La arena que había en su interior centelleaba de un modo extraño. No quedaba mucha.

La Muerte tarareó para sí y guardó el reloj de arena en el misterioso escondite que había ocupado.

Giraron en una esquina y se toparon con un muro de sonidos. Había un vestíbulo lleno de gente, bajo una nube de humo y chácharas que se elevaba hasta alcanzar las sombras plagadas de estandartes del techo. En lo alto de una galería un trío de juglares se esmeraba por que lo oyeran, pero no lo lograba.
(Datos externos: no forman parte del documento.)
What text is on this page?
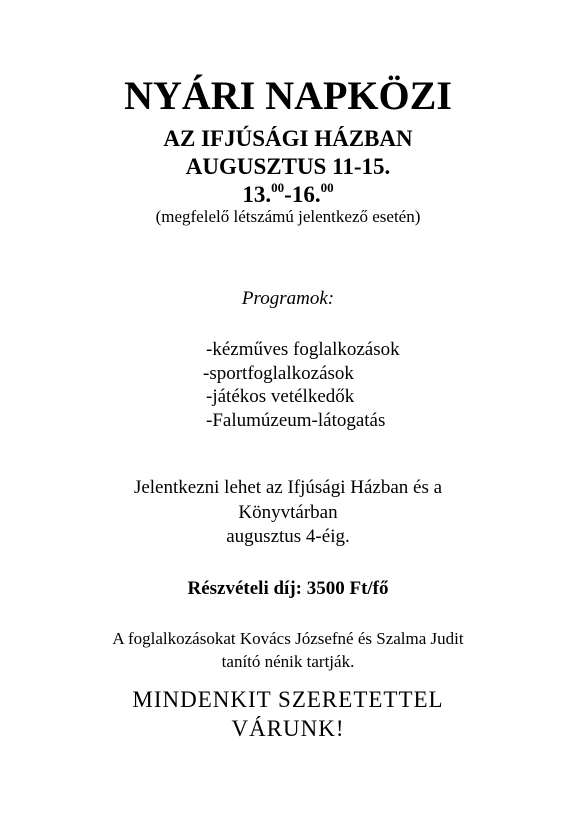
NYÁRI NAPKÖZI
AZ IFJÚSÁGI HÁZBAN
AUGUSZTUS 11-15.
13.00-16.00
(megfelelő létszámú jelentkező esetén)
Programok:
-kézműves foglalkozások
-sportfoglalkozások
-játékos vetélkedők
-Falumúzeum-látogatás
Jelentkezni lehet az Ifjúsági Házban és a
Könyvtárban
augusztus 4-éig.
Részvételi díj: 3500 Ft/fő
A foglalkozásokat Kovács Józsefné és Szalma Judit
tanító nénik tartják.
MINDENKIT SZERETETTEL
VÁRUNK!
La aparición de la Muerte no causó demasiado revuelo. Un lacayo apostado junto a la puerta se volvió hacia ella, abrió la boca, luego frunció el ceño de un modo distraído y pensó en otra cosa. Unos cuantos cortesanos miraron hacia ellos, e inmediatamente apartaron la vista cuando el sentido común se impuso a los otros cinco.

—DISPONEMOS DE UNOS CUANTOS MINUTOS —dijo la Muerte sirviéndose una copa de una bandeja que pasaba por ahí—, MEZCLÉMONOS CON LA GENTE.

—¡A mí tampoco me ven! —exclamó Mort—. ¡Pero si soy real!

—LA REALIDAD NO SIEMPRE ES LO QUE PARECE —comentó la Muerte—. DE TODOS MODOS, SI NO QUIEREN VERME A MÍ, ES OBVIO QUE TAMPOCO QUIEREN VERTE A TI. ESTOS SON ARISTÓCRATAS, MUCHACHO. SE LES DA BIEN ESO DE NO VER LAS COSAS. ¿POR QUÉ HAY UNA CEREZA CON UN PALILLO DENTRO DE ESTA COPA?

—Mort —aclaró Mort automáticamente.

—NO MEJORA PARA NADA EL SABOR. ¿POR QUÉ LA GENTE SE MOLESTA EN TOMAR UNA COPA PERFECTAMENTE BUENA Y PONERLE UNA CEREZA EN UN POSTE?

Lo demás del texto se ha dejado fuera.